Provide typographically correct ligature setting for German

Closed this issue · 2 comments

Provide typographically correct ligature setting for German:

For most languages, you simply use ligatures everywhere in your text. German typography is different. German has many compound words: They are composed by various morphemes. In traditional german typography, you use ligatures within the morphemes, but you do not use ligatures across morpheme boundaries. Example: “Auffahrt” is composed of two morphemes: Auf-fahrt. You should not use a ff ligature here. “Schiff” is composed of one single morphem: Schiff. And within this morpheme, you should use therefore the ff ligature.

The standard way to do correct ligature setting is enabling OpenType ligatures and introducing zero width non-joiners (ZWNJ, Unicode U+200C) there where ligatures have to be suppressed.

Doing this work manually is annoying. It would be more comfortable to do this automatically, like for hyphenation.

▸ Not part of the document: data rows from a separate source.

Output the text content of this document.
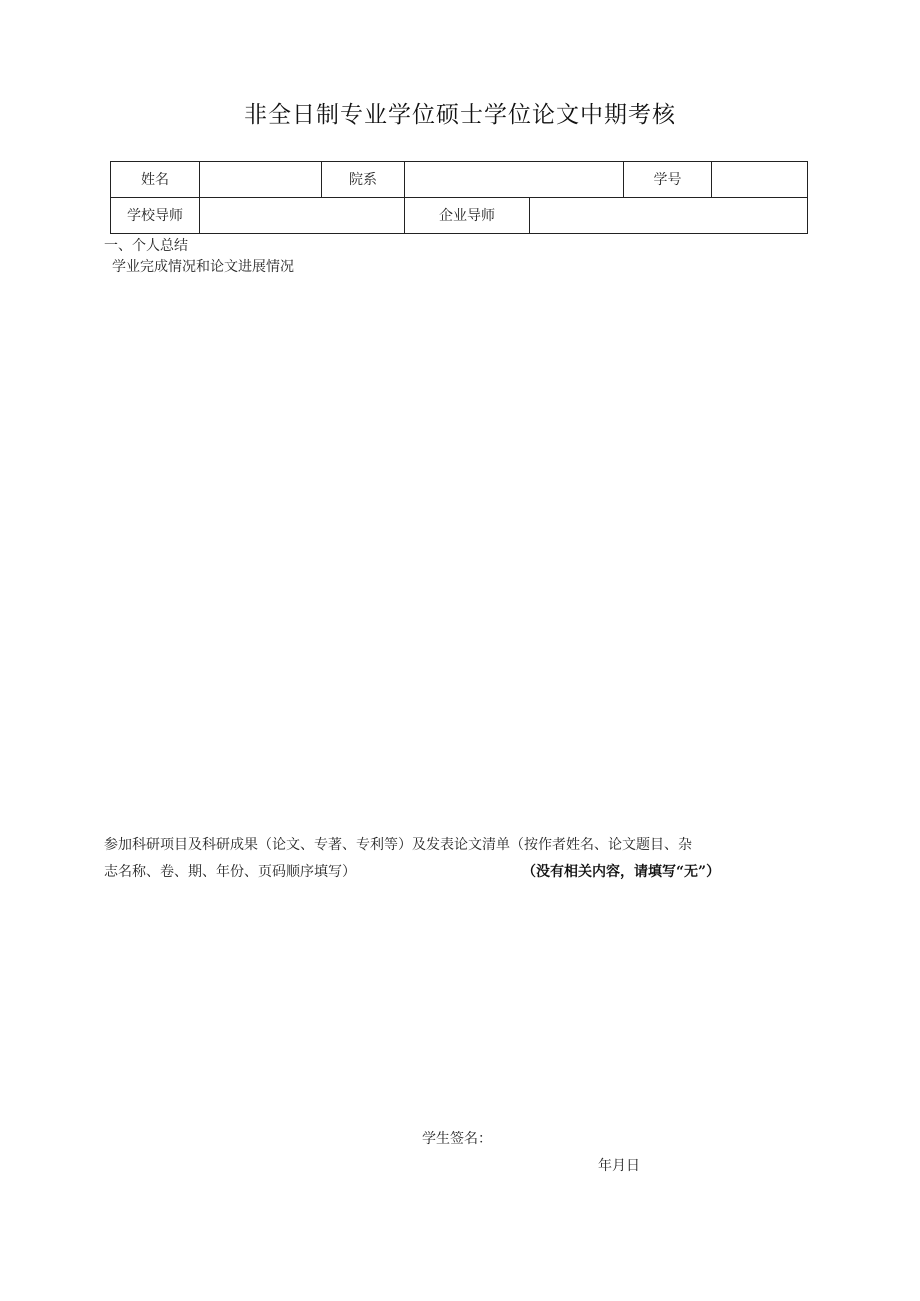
非全日制专业学位硕士学位论文中期考核
姓名	院系	学号
学校导师	企业导师
一、个人总结
学业完成情况和论文进展情况
参加科研项目及科研成果（论文、专著、专利等）及发表论文清单（按作者姓名、论文题目、杂
志名称、卷、期、年份、页码顺序填写）	（没有相关内容，请填写“无”）
学生签名：
年月日
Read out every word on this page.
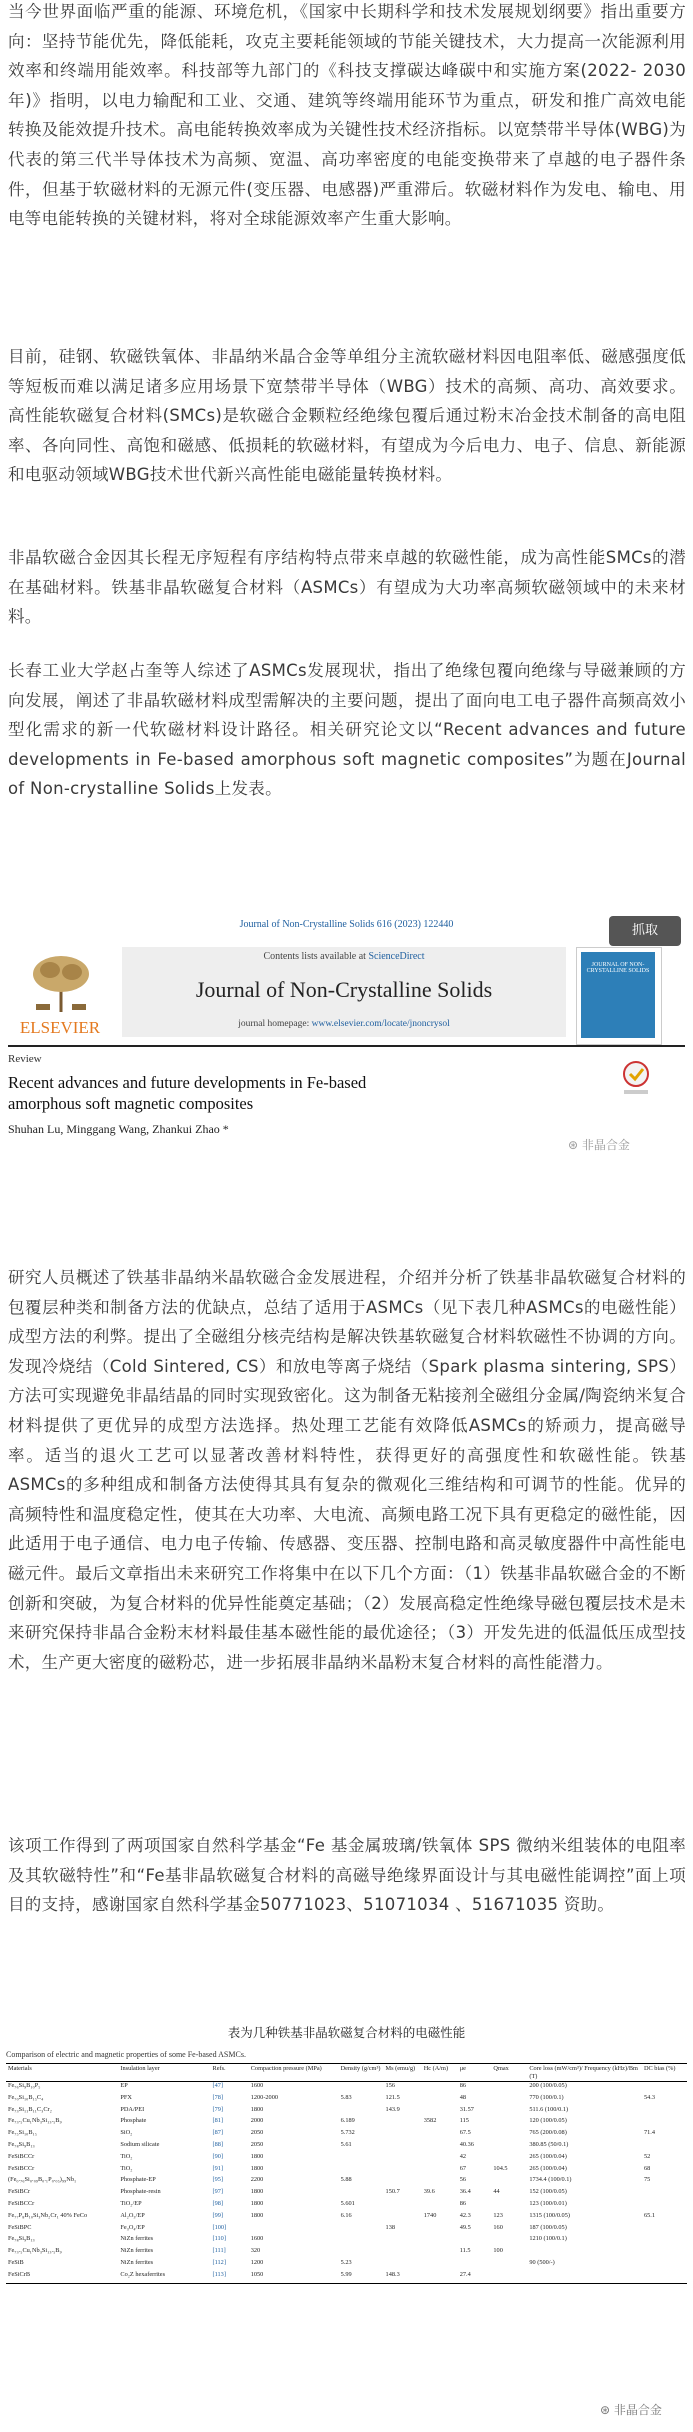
当今世界面临严重的能源、环境危机，《国家中长期科学和技术发展规划纲要》指出重要方向：坚持节能优先，降低能耗，攻克主要耗能领域的节能关键技术，大力提高一次能源利用效率和终端用能效率。科技部等九部门的《科技支撑碳达峰碳中和实施方案(2022- 2030年)》指明，以电力输配和工业、交通、建筑等终端用能环节为重点，研发和推广高效电能转换及能效提升技术。高电能转换效率成为关键性技术经济指标。以宽禁带半导体(WBG)为代表的第三代半导体技术为高频、宽温、高功率密度的电能变换带来了卓越的电子器件条件，但基于软磁材料的无源元件(变压器、电感器)严重滞后。软磁材料作为发电、输电、用电等电能转换的关键材料，将对全球能源效率产生重大影响。
目前，硅钢、软磁铁氧体、非晶纳米晶合金等单组分主流软磁材料因电阻率低、磁感强度低等短板而难以满足诸多应用场景下宽禁带半导体（WBG）技术的高频、高功、高效要求。高性能软磁复合材料(SMCs)是软磁合金颗粒经绝缘包覆后通过粉末冶金技术制备的高电阻率、各向同性、高饱和磁感、低损耗的软磁材料，有望成为今后电力、电子、信息、新能源和电驱动领域WBG技术世代新兴高性能电磁能量转换材料。
非晶软磁合金因其长程无序短程有序结构特点带来卓越的软磁性能，成为高性能SMCs的潜在基础材料。铁基非晶软磁复合材料（ASMCs）有望成为大功率高频软磁领域中的未来材料。
长春工业大学赵占奎等人综述了ASMCs发展现状，指出了绝缘包覆向绝缘与导磁兼顾的方向发展，阐述了非晶软磁材料成型需解决的主要问题，提出了面向电工电子器件高频高效小型化需求的新一代软磁材料设计路径。相关研究论文以“Recent advances and future developments in Fe-based amorphous soft magnetic composites”为题在Journal of Non-crystalline Solids上发表。
Journal of Non-Crystalline Solids 616 (2023) 122440	抓取
ELSEVIER
Contents lists available at ScienceDirect
Journal of Non-Crystalline Solids
journal homepage: www.elsevier.com/locate/jnoncrysol
JOURNAL OF NON-CRYSTALLINE SOLIDS
Review
Recent advances and future developments in Fe-based amorphous soft magnetic composites
Shuhan Lu, Minggang Wang, Zhankui Zhao *
⊛ 非晶合金
研究人员概述了铁基非晶纳米晶软磁合金发展进程，介绍并分析了铁基非晶软磁复合材料的包覆层种类和制备方法的优缺点，总结了适用于ASMCs（见下表几种ASMCs的电磁性能）成型方法的利弊。提出了全磁组分核壳结构是解决铁基软磁复合材料软磁性不协调的方向。发现冷烧结（Cold Sintered, CS）和放电等离子烧结（Spark plasma sintering, SPS）方法可实现避免非晶结晶的同时实现致密化。这为制备无粘接剂全磁组分金属/陶瓷纳米复合材料提供了更优异的成型方法选择。热处理工艺能有效降低ASMCs的矫顽力，提高磁导率。适当的退火工艺可以显著改善材料特性，获得更好的高强度性和软磁性能。铁基ASMCs的多种组成和制备方法使得其具有复杂的微观化三维结构和可调节的性能。优异的高频特性和温度稳定性，使其在大功率、大电流、高频电路工况下具有更稳定的磁性能，因此适用于电子通信、电力电子传输、传感器、变压器、控制电路和高灵敏度器件中高性能电磁元件。最后文章指出未来研究工作将集中在以下几个方面：（1）铁基非晶软磁合金的不断创新和突破，为复合材料的优异性能奠定基础；（2）发展高稳定性绝缘导磁包覆层技术是未来研究保持非晶合金粉末材料最佳基本磁性能的最优途径；（3）开发先进的低温低压成型技术，生产更大密度的磁粉芯，进一步拓展非晶纳米晶粉末复合材料的高性能潜力。
该项工作得到了两项国家自然科学基金“Fe 基金属玻璃/铁氧体 SPS 微纳米组装体的电阻率及其软磁特性”和“Fe基非晶软磁复合材料的高磁导绝缘界面设计与其电磁性能调控”面上项目的支持，感谢国家自然科学基金50771023、51071034 、51671035 资助。
表为几种铁基非晶软磁复合材料的电磁性能
Comparison of electric and magnetic properties of some Fe-based ASMCs.
Materials	Insulation layer	Refs.	Compaction pressure (MPa)	Density (g/cm³)	Ms (emu/g)	Hc (A/m)	μe	Qmax	Core loss (mW/cm³)/ Frequency (kHz)/Bm (T)	DC bias (%)
Fe₇₆Si₉B₁₀P₅	EP	[47]	1600		156		86		200 (100/0.05)	
Fe₇₀Si₁₀B₁₅C₄	PFX	[78]	1200-2000	5.83	121.5		48		770 (100/0.1)	54.3
Fe₇₃Si₁₁B₁₁C₃Cr₂	PDA/PEI	[79]	1800		143.9		31.57		511.6 (100/0.1)	
Fe₇₃.₅Cu₁Nb₃Si₁₃.₅B₉	Phosphate	[81]	2000	6.189		3582	115		120 (100/0.05)	
Fe₇₅Si₁₀B₁₅	SiO₂	[87]	2050	5.732			67.5		765 (200/0.08)	71.4
Fe₇₈Si₉B₁₃	Sodium silicate	[88]	2050	5.61			40.36		380.85 (50/0.1)	
FeSiBCCr	TiO₂	[90]	1800				42		265 (100/0.04)	52
FeSiBCCr	TiO₂	[91]	1800				67	104.5	265 (100/0.04)	68
(Fe₀.₇₆Si₀.₀₉B₀.₁P₀.₀₅)₉₉Nb₁	Phosphate-EP	[95]	2200	5.88			56		1734.4 (100/0.1)	75
FeSiBCr	Phosphate-resin	[97]	1800		150.7	39.6	36.4	44	152 (100/0.05)	
FeSiBCCr	TiO₂/EP	[98]	1800	5.601			86		123 (100/0.01)	
Fe₇₇P₈B₁₀Si₃Nb₂Cr₁ 40% FeCo	Al₂O₃/EP	[99]	1800	6.16		1740	42.3	123	1315 (100/0.05)	65.1
FeSiBPC	Fe₃O₄/EP	[100]			138		49.5	160	187 (100/0.05)	
Fe₇₈Si₉B₁₃	NiZn ferrites	[110]	1600						1210 (100/0.1)	
Fe₇₃.₅Cu₁Nb₃Si₁₃.₅B₉	NiZn ferrites	[111]	320				11.5	100		
FeSiB	NiZn ferrites	[112]	1200	5.23					90 (500/-)	
FeSiCrB	Co₂Z hexaferrites	[113]	1050	5.99	148.3		27.4			
⊛ 非晶合金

As discussed in #144 it might be the best to do this in a script.

The attachment contains such a script.

Technical approach: As the problem of German ligature setting is similar to the problem of hyphenation, the script uses a Python port of the Tex hyphenation algorithm (original author Ned Batchelder, Public Domain). It contains a pseudo-hyphenation pattern especially for ligature setting. This pattern was generated from the hyphenation word list of the “Trennmuster” project (new German hyphenation patterns for Tex). The script has been written with the script API problem “UTF16 code units ≠ Unicode Scalar Values” in mind and should not cause any problems in this sense (even if later the script API would use UTF32 code units). There are also unit testes for this script. The script applies the German ligature typesetting to all the selected text frames and their underlying story (regardless if individual words have the attribute “German” in the character style or not). The script has been tested under Scribus CTL Linux and seems to work (script and unit tests). I’ve tested it also under Scribus 1.5.2 (normal, without CTL) Windows: The script works, but I do not get the unit tests started.

The script inserts and/or removes ZWNJ. With the new Scribus CTL grapheme cluster based cursor movements, the text is still reasonable comfortable to edit even with ZWNJ within it.

Possible issues:
‣ English GUI texts might need a review (my English is terrible).
‣ Automatic hyphenation will not work correctly when ZWNJ characters are in the text. But I would consider this as a problem of the hyphenation code. Workaround: Do hyphenation first, and ligature setting after.

I propose to include the script in Scribus.

Ligatursatzprojekt.zip

Great work @sommerluk. I don't know what is the process to include scripts into scribus mainstream but I if it fix a problem or make things easier for people I don't mind to include it.

@sommerluk please send a pull request to add your script.